Monday, September 6, 2010

Amy Tan on Creativity

Re-posted from Yasmin's blog: Conversations on Dance: Inspiration, the Creative Habit, and the Artistic Journey


Oh, TED, how I love thee. Technology, Entertainment and Design. Three of my favorite topics merged into, among other outlets, annual conferences and a free online video website of short talks by domain experts that make you go 'hmmmmm." I could peruse TED for hours on end and get my mind and heart poked, prodded and inspired. The TED video in this post is Amy Tan's humorous exploration and explanation of her creative process.
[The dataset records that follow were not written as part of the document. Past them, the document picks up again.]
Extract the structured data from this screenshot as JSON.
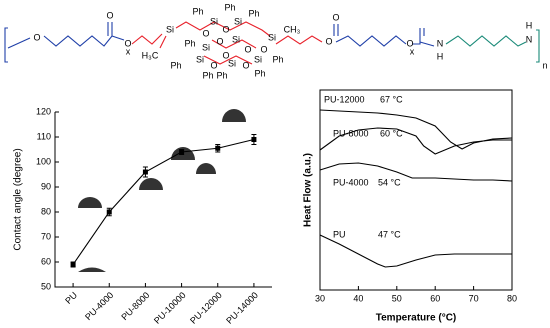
{
  "structure": {
    "labels": [
      "O",
      "O",
      "x",
      "O",
      "Si",
      "H₃C",
      "Ph",
      "Ph",
      "Ph",
      "Si",
      "Si",
      "O",
      "O",
      "Ph",
      "Si",
      "O",
      "Si",
      "O",
      "O",
      "Ph",
      "Si",
      "O",
      "Si",
      "Ph",
      "O",
      "Si",
      "Ph",
      "Ph",
      "Ph",
      "Si",
      "CH₃",
      "O",
      "O",
      "O",
      "x",
      "O",
      "N",
      "H",
      "N",
      "H",
      "n"
    ]
  },
  "chart_data": [
    {
      "type": "line",
      "y_label": "Contact angle (degree)",
      "categories": [
        "PU",
        "PU-4000",
        "PU-8000",
        "PU-10000",
        "PU-12000",
        "PU-14000"
      ],
      "series": [
        {
          "color": "#000000",
          "values": [
            59,
            80,
            96,
            104,
            105.5,
            109
          ],
          "errors": [
            1,
            1.5,
            2,
            1,
            1.5,
            2
          ]
        }
      ],
      "ylim": [
        50,
        120
      ],
      "yticks": [
        50,
        60,
        70,
        80,
        90,
        100,
        110,
        120
      ]
    },
    {
      "type": "line",
      "x_label": "Temperature (°C)",
      "y_label": "Heat Flow (a.u.)",
      "annotations": [
        "PU-12000",
        "67 °C",
        "PU-8000",
        "60 °C",
        "PU-4000",
        "54 °C",
        "PU",
        "47 °C"
      ],
      "series": [
        {
          "color": "#000000",
          "x": [
            30,
            35,
            40,
            45,
            50,
            55,
            60,
            64,
            67,
            70,
            75,
            80
          ],
          "values": [
            9.0,
            8.95,
            8.9,
            8.85,
            8.75,
            8.6,
            8.2,
            7.4,
            7.05,
            7.35,
            7.55,
            7.6
          ]
        },
        {
          "color": "#000000",
          "x": [
            30,
            35,
            40,
            45,
            50,
            55,
            57,
            60,
            65,
            70,
            75,
            80
          ],
          "values": [
            7.0,
            7.7,
            8.0,
            8.1,
            8.05,
            7.7,
            7.2,
            6.8,
            7.2,
            7.4,
            7.5,
            7.5
          ]
        },
        {
          "color": "#000000",
          "x": [
            30,
            35,
            40,
            45,
            50,
            54,
            60,
            65,
            70,
            75,
            80
          ],
          "values": [
            6.0,
            6.3,
            6.35,
            6.2,
            5.9,
            5.6,
            5.6,
            5.55,
            5.5,
            5.5,
            5.45
          ]
        },
        {
          "color": "#000000",
          "x": [
            30,
            35,
            40,
            45,
            47,
            50,
            55,
            60,
            65,
            70,
            75,
            80
          ],
          "values": [
            2.75,
            2.3,
            1.8,
            1.3,
            1.15,
            1.2,
            1.5,
            1.75,
            1.8,
            1.8,
            1.8,
            1.8
          ]
        }
      ],
      "xlim": [
        30,
        80
      ],
      "xticks": [
        30,
        40,
        50,
        60,
        70,
        80
      ],
      "ylim": [
        0,
        10
      ]
    }
  ]
}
Amy Tan is a Chinese-American writer who penned several best-selling novels, including The Joy Luck Club and The Kitchen God's Wife. Mother/Daughter relationships are a central theme in The Joy Luck Club and also a central theme in her TED talk about developing her creativity.

Other constants on her creative path include synchronicity, uncertainty, moral ambiguity, chance and experience. She poses open-ended questions about where creativity might come from. Could it perhaps stem from a muse chromosome, some cosmic enlightenment, experience from past lives, childhood trauma, identity crisis, and/or neurological quirks such as psychosis or depression?
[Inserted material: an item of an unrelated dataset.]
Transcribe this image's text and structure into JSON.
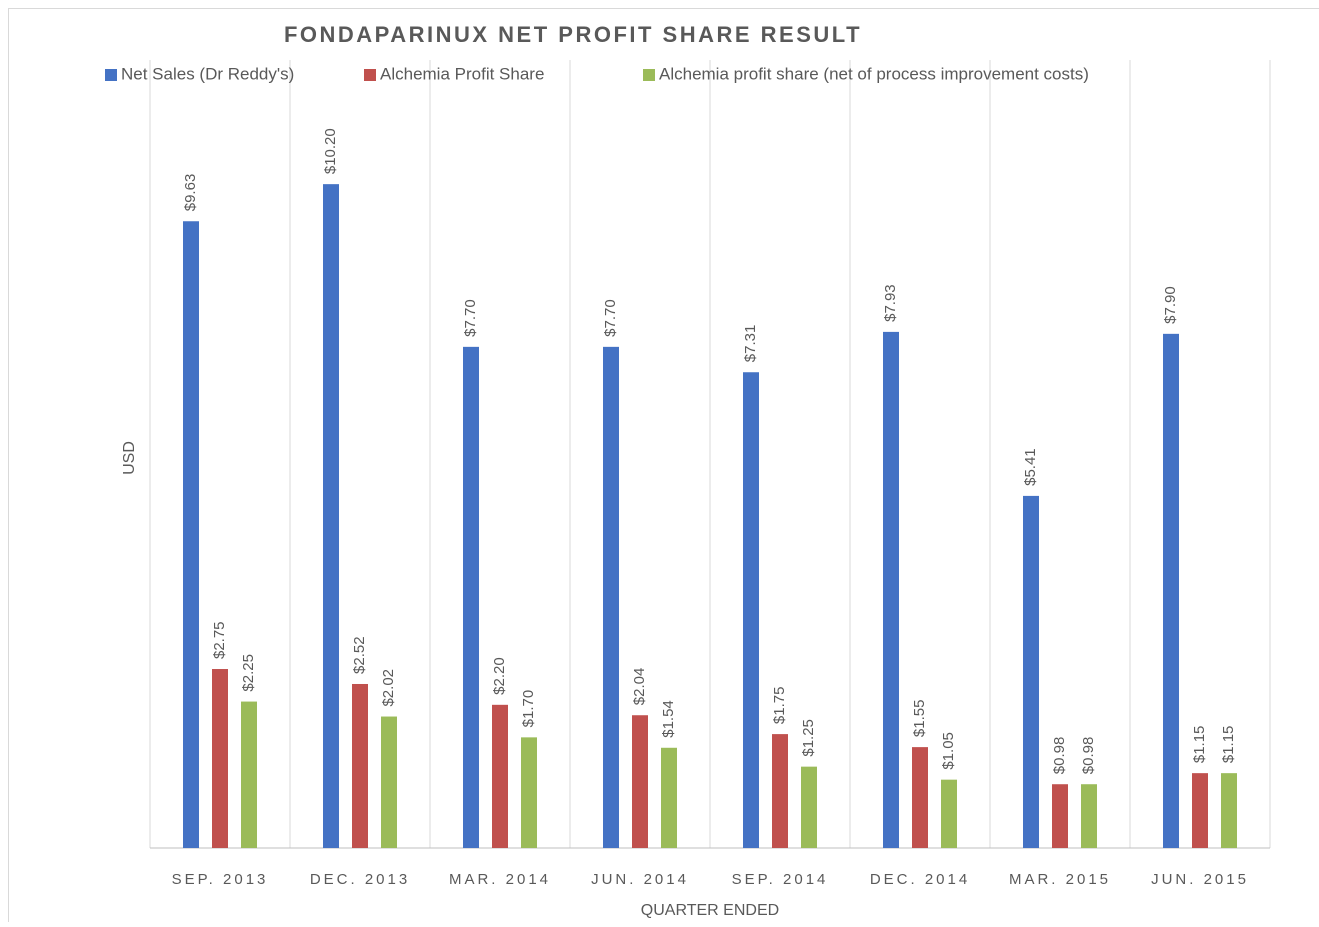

Once again, creativity's shadowy companion seems to be some shade of fear. If you visit Amy Tan's website, you'll find a section called Anxiety Tip of the Day with the caption "Don't worry, Be Anxious." In the following two quotes from Amy Tan, her fears include The Internal Censor and Anxiety. Who hasn't felt these particular shadowy companions?

1. "When I say we, I don't mean you necessarily... I mean me and my right brain, my left brain and the one that's in between that is the censor and tells me what I'm saying is wrong."
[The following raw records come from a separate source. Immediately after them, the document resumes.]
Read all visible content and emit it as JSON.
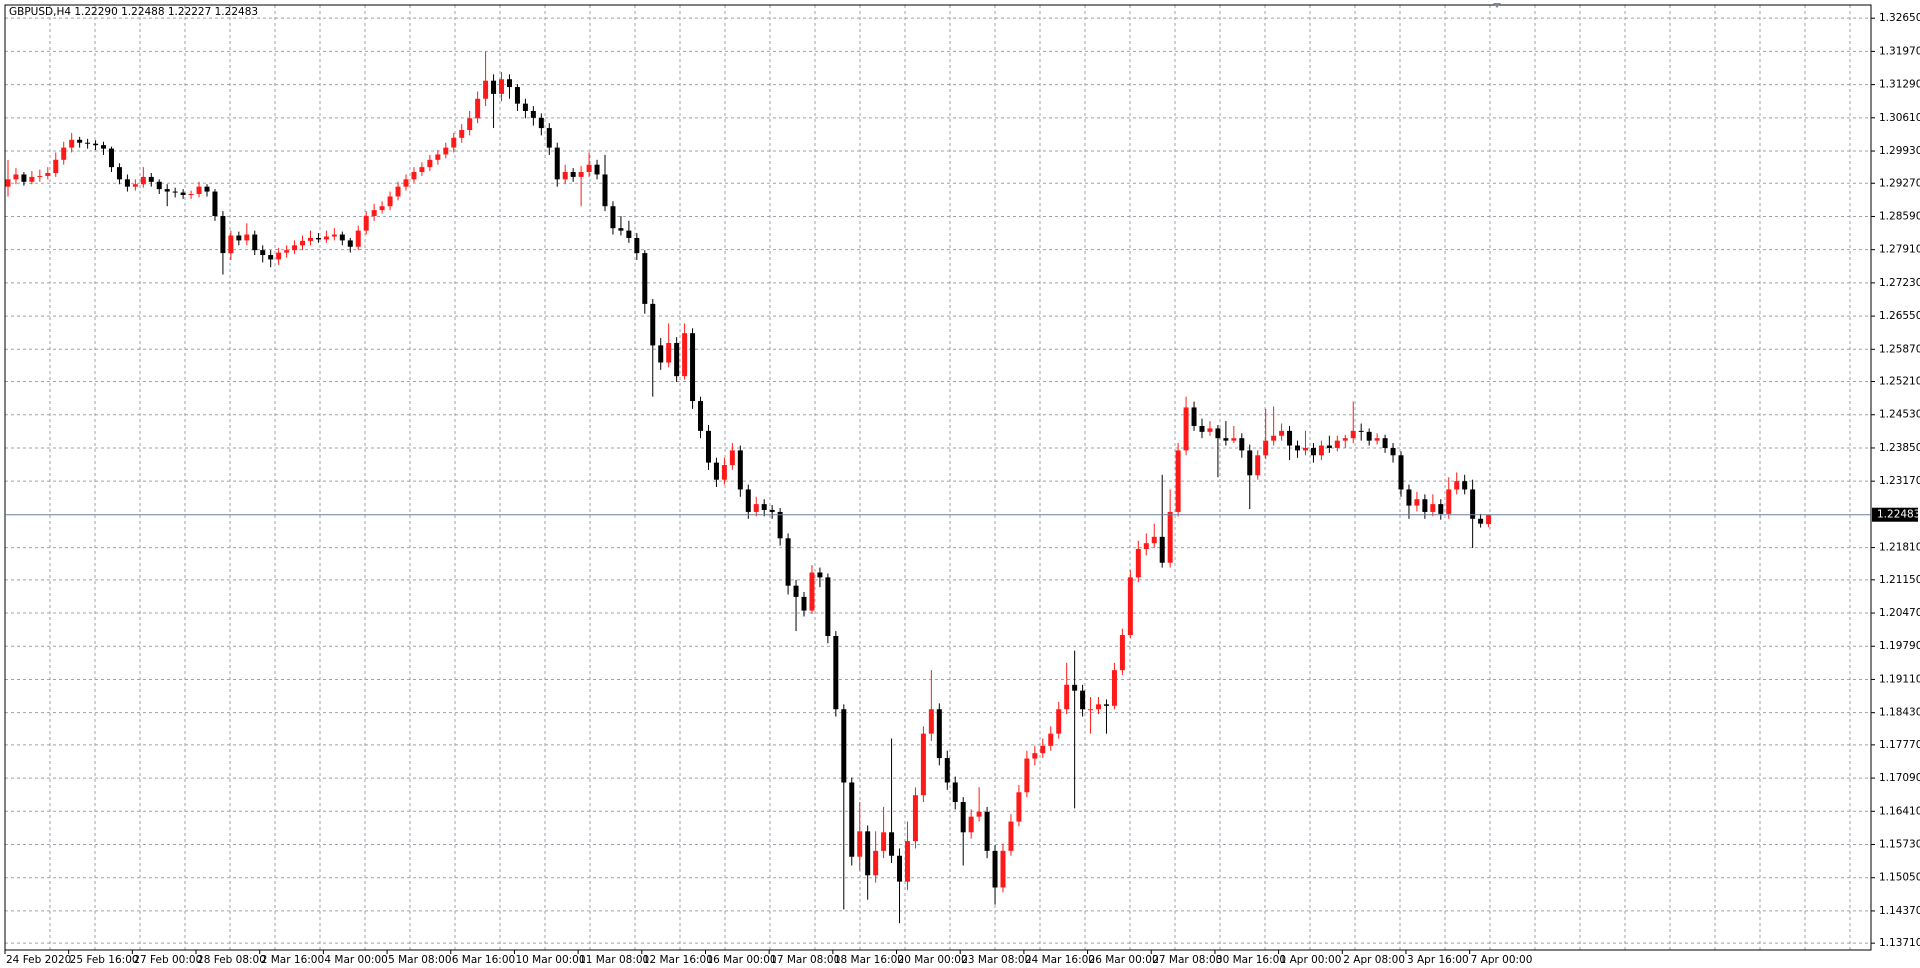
{
  "chart_data": {
    "type": "candlestick",
    "title": "GBPUSD,H4  1.22290 1.22488 1.22227 1.22483",
    "up_color": "#ff1a1a",
    "down_color": "#000000",
    "grid": true,
    "ylim": [
      1.1357,
      1.3292
    ],
    "yticks": [
      {
        "value": 1.3265,
        "label": "1.32650"
      },
      {
        "value": 1.3197,
        "label": "1.31970"
      },
      {
        "value": 1.3129,
        "label": "1.31290"
      },
      {
        "value": 1.3061,
        "label": "1.30610"
      },
      {
        "value": 1.2993,
        "label": "1.29930"
      },
      {
        "value": 1.2927,
        "label": "1.29270"
      },
      {
        "value": 1.2859,
        "label": "1.28590"
      },
      {
        "value": 1.2791,
        "label": "1.27910"
      },
      {
        "value": 1.2723,
        "label": "1.27230"
      },
      {
        "value": 1.2655,
        "label": "1.26550"
      },
      {
        "value": 1.2587,
        "label": "1.25870"
      },
      {
        "value": 1.2521,
        "label": "1.25210"
      },
      {
        "value": 1.2453,
        "label": "1.24530"
      },
      {
        "value": 1.2385,
        "label": "1.23850"
      },
      {
        "value": 1.2317,
        "label": "1.23170"
      },
      {
        "value": 1.2181,
        "label": "1.21810"
      },
      {
        "value": 1.2115,
        "label": "1.21150"
      },
      {
        "value": 1.2047,
        "label": "1.20470"
      },
      {
        "value": 1.1979,
        "label": "1.19790"
      },
      {
        "value": 1.1911,
        "label": "1.19110"
      },
      {
        "value": 1.1843,
        "label": "1.18430"
      },
      {
        "value": 1.1777,
        "label": "1.17770"
      },
      {
        "value": 1.1709,
        "label": "1.17090"
      },
      {
        "value": 1.1641,
        "label": "1.16410"
      },
      {
        "value": 1.1573,
        "label": "1.15730"
      },
      {
        "value": 1.1505,
        "label": "1.15050"
      },
      {
        "value": 1.1437,
        "label": "1.14370"
      },
      {
        "value": 1.1371,
        "label": "1.13710"
      }
    ],
    "current_price": {
      "value": 1.22483,
      "label": "1.22483"
    },
    "x_labels": [
      "24 Feb 2020",
      "25 Feb 16:00",
      "27 Feb 00:00",
      "28 Feb 08:00",
      "2 Mar 16:00",
      "4 Mar 00:00",
      "5 Mar 08:00",
      "6 Mar 16:00",
      "10 Mar 00:00",
      "11 Mar 08:00",
      "12 Mar 16:00",
      "16 Mar 00:00",
      "17 Mar 08:00",
      "18 Mar 16:00",
      "20 Mar 00:00",
      "23 Mar 08:00",
      "24 Mar 16:00",
      "26 Mar 00:00",
      "27 Mar 08:00",
      "30 Mar 16:00",
      "1 Apr 00:00",
      "2 Apr 08:00",
      "3 Apr 16:00",
      "7 Apr 00:00"
    ],
    "ohlc": [
      [
        1.292,
        1.2975,
        1.29,
        1.2935
      ],
      [
        1.2935,
        1.2958,
        1.2925,
        1.2945
      ],
      [
        1.2945,
        1.295,
        1.2922,
        1.293
      ],
      [
        1.293,
        1.2952,
        1.2925,
        1.294
      ],
      [
        1.294,
        1.2955,
        1.293,
        1.2942
      ],
      [
        1.2942,
        1.296,
        1.2935,
        1.2948
      ],
      [
        1.2948,
        1.299,
        1.294,
        1.2975
      ],
      [
        1.2975,
        1.3012,
        1.2965,
        1.3
      ],
      [
        1.3,
        1.303,
        1.299,
        1.3016
      ],
      [
        1.3016,
        1.3022,
        1.3,
        1.301
      ],
      [
        1.301,
        1.3018,
        1.2998,
        1.3008
      ],
      [
        1.3008,
        1.3015,
        1.2995,
        1.3005
      ],
      [
        1.3005,
        1.3012,
        1.2985,
        1.2998
      ],
      [
        1.2998,
        1.3002,
        1.295,
        1.296
      ],
      [
        1.296,
        1.2968,
        1.2925,
        1.2935
      ],
      [
        1.2935,
        1.2945,
        1.291,
        1.292
      ],
      [
        1.292,
        1.2935,
        1.2912,
        1.2925
      ],
      [
        1.2925,
        1.296,
        1.2918,
        1.294
      ],
      [
        1.294,
        1.2948,
        1.292,
        1.293
      ],
      [
        1.293,
        1.2935,
        1.2905,
        1.2915
      ],
      [
        1.2915,
        1.2925,
        1.288,
        1.291
      ],
      [
        1.291,
        1.2918,
        1.2898,
        1.2908
      ],
      [
        1.2908,
        1.2915,
        1.2895,
        1.2903
      ],
      [
        1.2903,
        1.2912,
        1.2895,
        1.2905
      ],
      [
        1.2905,
        1.293,
        1.2898,
        1.292
      ],
      [
        1.292,
        1.2925,
        1.29,
        1.291
      ],
      [
        1.291,
        1.2915,
        1.285,
        1.286
      ],
      [
        1.286,
        1.287,
        1.274,
        1.2784
      ],
      [
        1.2784,
        1.283,
        1.277,
        1.282
      ],
      [
        1.282,
        1.2828,
        1.28,
        1.281
      ],
      [
        1.281,
        1.2845,
        1.28,
        1.2822
      ],
      [
        1.2822,
        1.283,
        1.278,
        1.279
      ],
      [
        1.279,
        1.28,
        1.2765,
        1.278
      ],
      [
        1.278,
        1.279,
        1.2755,
        1.2771
      ],
      [
        1.2771,
        1.2795,
        1.276,
        1.2785
      ],
      [
        1.2785,
        1.28,
        1.2775,
        1.279
      ],
      [
        1.279,
        1.281,
        1.2782,
        1.28
      ],
      [
        1.28,
        1.282,
        1.279,
        1.2809
      ],
      [
        1.2809,
        1.283,
        1.28,
        1.2815
      ],
      [
        1.2815,
        1.2825,
        1.2805,
        1.2812
      ],
      [
        1.2812,
        1.283,
        1.2805,
        1.2818
      ],
      [
        1.2818,
        1.2835,
        1.281,
        1.2822
      ],
      [
        1.2822,
        1.2828,
        1.28,
        1.281
      ],
      [
        1.281,
        1.2815,
        1.2785,
        1.2797
      ],
      [
        1.2797,
        1.284,
        1.279,
        1.283
      ],
      [
        1.283,
        1.287,
        1.2822,
        1.286
      ],
      [
        1.286,
        1.2885,
        1.285,
        1.2872
      ],
      [
        1.2872,
        1.289,
        1.2865,
        1.288
      ],
      [
        1.288,
        1.291,
        1.2872,
        1.29
      ],
      [
        1.29,
        1.293,
        1.2892,
        1.292
      ],
      [
        1.292,
        1.2945,
        1.2912,
        1.2935
      ],
      [
        1.2935,
        1.296,
        1.2928,
        1.295
      ],
      [
        1.295,
        1.297,
        1.2942,
        1.296
      ],
      [
        1.296,
        1.2985,
        1.2952,
        1.2975
      ],
      [
        1.2975,
        1.2995,
        1.2965,
        1.2986
      ],
      [
        1.2986,
        1.301,
        1.2978,
        1.3
      ],
      [
        1.3,
        1.303,
        1.299,
        1.302
      ],
      [
        1.302,
        1.3048,
        1.301,
        1.3036
      ],
      [
        1.3036,
        1.3075,
        1.3025,
        1.306
      ],
      [
        1.306,
        1.3115,
        1.305,
        1.31
      ],
      [
        1.31,
        1.3197,
        1.3085,
        1.3137
      ],
      [
        1.3137,
        1.315,
        1.304,
        1.311
      ],
      [
        1.311,
        1.3155,
        1.3095,
        1.314
      ],
      [
        1.314,
        1.315,
        1.31,
        1.3124
      ],
      [
        1.3124,
        1.313,
        1.3075,
        1.309
      ],
      [
        1.309,
        1.31,
        1.306,
        1.3075
      ],
      [
        1.3075,
        1.3085,
        1.3045,
        1.3061
      ],
      [
        1.3061,
        1.307,
        1.3025,
        1.304
      ],
      [
        1.304,
        1.305,
        1.2985,
        1.3
      ],
      [
        1.3,
        1.301,
        1.292,
        1.2935
      ],
      [
        1.2935,
        1.2965,
        1.2925,
        1.295
      ],
      [
        1.295,
        1.2958,
        1.293,
        1.294
      ],
      [
        1.294,
        1.2962,
        1.288,
        1.295
      ],
      [
        1.295,
        1.299,
        1.294,
        1.2965
      ],
      [
        1.2965,
        1.2975,
        1.2935,
        1.2945
      ],
      [
        1.2945,
        1.2985,
        1.287,
        1.288
      ],
      [
        1.288,
        1.289,
        1.2822,
        1.2835
      ],
      [
        1.2835,
        1.286,
        1.282,
        1.283
      ],
      [
        1.283,
        1.285,
        1.2805,
        1.2815
      ],
      [
        1.2815,
        1.2825,
        1.277,
        1.2784
      ],
      [
        1.2784,
        1.279,
        1.266,
        1.268
      ],
      [
        1.268,
        1.269,
        1.249,
        1.2595
      ],
      [
        1.2595,
        1.261,
        1.2545,
        1.256
      ],
      [
        1.256,
        1.264,
        1.255,
        1.26
      ],
      [
        1.26,
        1.2612,
        1.252,
        1.2532
      ],
      [
        1.2532,
        1.264,
        1.2525,
        1.262
      ],
      [
        1.262,
        1.263,
        1.2465,
        1.2481
      ],
      [
        1.2481,
        1.249,
        1.2405,
        1.242
      ],
      [
        1.242,
        1.2432,
        1.234,
        1.2355
      ],
      [
        1.2355,
        1.2365,
        1.2305,
        1.232
      ],
      [
        1.232,
        1.2365,
        1.231,
        1.235
      ],
      [
        1.235,
        1.2395,
        1.234,
        1.238
      ],
      [
        1.238,
        1.239,
        1.2285,
        1.23
      ],
      [
        1.23,
        1.231,
        1.224,
        1.2254
      ],
      [
        1.2254,
        1.2285,
        1.2245,
        1.227
      ],
      [
        1.227,
        1.228,
        1.2245,
        1.2258
      ],
      [
        1.2258,
        1.2268,
        1.224,
        1.2254
      ],
      [
        1.2254,
        1.2262,
        1.2185,
        1.22
      ],
      [
        1.22,
        1.221,
        1.2085,
        1.2103
      ],
      [
        1.2103,
        1.2115,
        1.201,
        1.208
      ],
      [
        1.208,
        1.209,
        1.204,
        1.2052
      ],
      [
        1.2052,
        1.2145,
        1.2045,
        1.213
      ],
      [
        1.213,
        1.214,
        1.21,
        1.212
      ],
      [
        1.212,
        1.2128,
        1.1985,
        1.2
      ],
      [
        1.2,
        1.201,
        1.1835,
        1.185
      ],
      [
        1.185,
        1.186,
        1.144,
        1.17
      ],
      [
        1.17,
        1.171,
        1.153,
        1.1548
      ],
      [
        1.1548,
        1.166,
        1.152,
        1.16
      ],
      [
        1.16,
        1.1612,
        1.146,
        1.151
      ],
      [
        1.151,
        1.16,
        1.1495,
        1.156
      ],
      [
        1.156,
        1.165,
        1.1545,
        1.1598
      ],
      [
        1.1598,
        1.179,
        1.1535,
        1.155
      ],
      [
        1.155,
        1.1565,
        1.1412,
        1.1497
      ],
      [
        1.1497,
        1.162,
        1.148,
        1.158
      ],
      [
        1.158,
        1.169,
        1.1565,
        1.1674
      ],
      [
        1.1674,
        1.1815,
        1.166,
        1.18
      ],
      [
        1.18,
        1.193,
        1.1785,
        1.185
      ],
      [
        1.185,
        1.1862,
        1.1735,
        1.175
      ],
      [
        1.175,
        1.1765,
        1.1685,
        1.17
      ],
      [
        1.17,
        1.1712,
        1.1645,
        1.166
      ],
      [
        1.166,
        1.167,
        1.153,
        1.1598
      ],
      [
        1.1598,
        1.1645,
        1.1585,
        1.163
      ],
      [
        1.163,
        1.169,
        1.162,
        1.164
      ],
      [
        1.164,
        1.165,
        1.1545,
        1.156
      ],
      [
        1.156,
        1.1572,
        1.145,
        1.1485
      ],
      [
        1.1485,
        1.1575,
        1.1475,
        1.156
      ],
      [
        1.156,
        1.1635,
        1.155,
        1.162
      ],
      [
        1.162,
        1.1695,
        1.161,
        1.168
      ],
      [
        1.168,
        1.1765,
        1.167,
        1.1749
      ],
      [
        1.1749,
        1.1775,
        1.1735,
        1.176
      ],
      [
        1.176,
        1.179,
        1.175,
        1.1775
      ],
      [
        1.1775,
        1.1815,
        1.1765,
        1.18
      ],
      [
        1.18,
        1.1865,
        1.179,
        1.185
      ],
      [
        1.185,
        1.1945,
        1.184,
        1.19
      ],
      [
        1.19,
        1.197,
        1.1647,
        1.1888
      ],
      [
        1.1888,
        1.19,
        1.1835,
        1.185
      ],
      [
        1.185,
        1.1875,
        1.18,
        1.185
      ],
      [
        1.185,
        1.1875,
        1.184,
        1.186
      ],
      [
        1.186,
        1.187,
        1.18,
        1.1857
      ],
      [
        1.1857,
        1.1945,
        1.185,
        1.193
      ],
      [
        1.193,
        1.2015,
        1.192,
        1.2002
      ],
      [
        1.2002,
        1.2135,
        1.1995,
        1.212
      ],
      [
        1.212,
        1.2195,
        1.211,
        1.2178
      ],
      [
        1.2178,
        1.221,
        1.2165,
        1.219
      ],
      [
        1.219,
        1.223,
        1.218,
        1.2203
      ],
      [
        1.2203,
        1.233,
        1.214,
        1.215
      ],
      [
        1.215,
        1.23,
        1.214,
        1.2254
      ],
      [
        1.2254,
        1.2395,
        1.2245,
        1.238
      ],
      [
        1.238,
        1.249,
        1.237,
        1.2468
      ],
      [
        1.2468,
        1.248,
        1.242,
        1.243
      ],
      [
        1.243,
        1.2445,
        1.2405,
        1.2418
      ],
      [
        1.2418,
        1.244,
        1.241,
        1.2425
      ],
      [
        1.2425,
        1.2432,
        1.2325,
        1.2405
      ],
      [
        1.2405,
        1.244,
        1.239,
        1.24
      ],
      [
        1.24,
        1.243,
        1.2395,
        1.2405
      ],
      [
        1.2405,
        1.2415,
        1.2365,
        1.238
      ],
      [
        1.238,
        1.2392,
        1.226,
        1.2329
      ],
      [
        1.2329,
        1.238,
        1.232,
        1.237
      ],
      [
        1.237,
        1.2465,
        1.2362,
        1.24
      ],
      [
        1.24,
        1.247,
        1.239,
        1.241
      ],
      [
        1.241,
        1.2435,
        1.24,
        1.242
      ],
      [
        1.242,
        1.243,
        1.236,
        1.239
      ],
      [
        1.239,
        1.24,
        1.2365,
        1.238
      ],
      [
        1.238,
        1.242,
        1.237,
        1.2385
      ],
      [
        1.2385,
        1.2395,
        1.2355,
        1.237
      ],
      [
        1.237,
        1.24,
        1.236,
        1.239
      ],
      [
        1.239,
        1.241,
        1.2375,
        1.2385
      ],
      [
        1.2385,
        1.241,
        1.2378,
        1.24
      ],
      [
        1.24,
        1.2412,
        1.2385,
        1.2405
      ],
      [
        1.2405,
        1.248,
        1.2395,
        1.242
      ],
      [
        1.242,
        1.2435,
        1.24,
        1.2418
      ],
      [
        1.2418,
        1.2425,
        1.239,
        1.24
      ],
      [
        1.24,
        1.2415,
        1.2392,
        1.2405
      ],
      [
        1.2405,
        1.2412,
        1.2375,
        1.2385
      ],
      [
        1.2385,
        1.2395,
        1.2355,
        1.237
      ],
      [
        1.237,
        1.2378,
        1.2285,
        1.23
      ],
      [
        1.23,
        1.231,
        1.224,
        1.2267
      ],
      [
        1.2267,
        1.2295,
        1.2255,
        1.228
      ],
      [
        1.228,
        1.229,
        1.224,
        1.2254
      ],
      [
        1.2254,
        1.229,
        1.2245,
        1.227
      ],
      [
        1.227,
        1.228,
        1.2238,
        1.225
      ],
      [
        1.225,
        1.2325,
        1.224,
        1.23
      ],
      [
        1.23,
        1.2335,
        1.229,
        1.2317
      ],
      [
        1.2317,
        1.233,
        1.229,
        1.23
      ],
      [
        1.23,
        1.232,
        1.218,
        1.224
      ],
      [
        1.224,
        1.225,
        1.2222,
        1.223
      ],
      [
        1.2229,
        1.2249,
        1.2223,
        1.2248
      ]
    ]
  }
}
2. "There are at least eleven levels of anxiety and they all operate at the same time."

She ends her talk with conviction in hints from the universe and the lack of an absolute truth. Uncertainty is a good thing, she says. This is supported by the title of Tan's website blog "Blur of the Moment: Lack of Clarity is a Writer's Truth." The more Tan is aware of serendipitous events, the more of them occur and the greater focus she receives as she searches for particles of truth. Not an absolute truth, mind you, but particles of truth.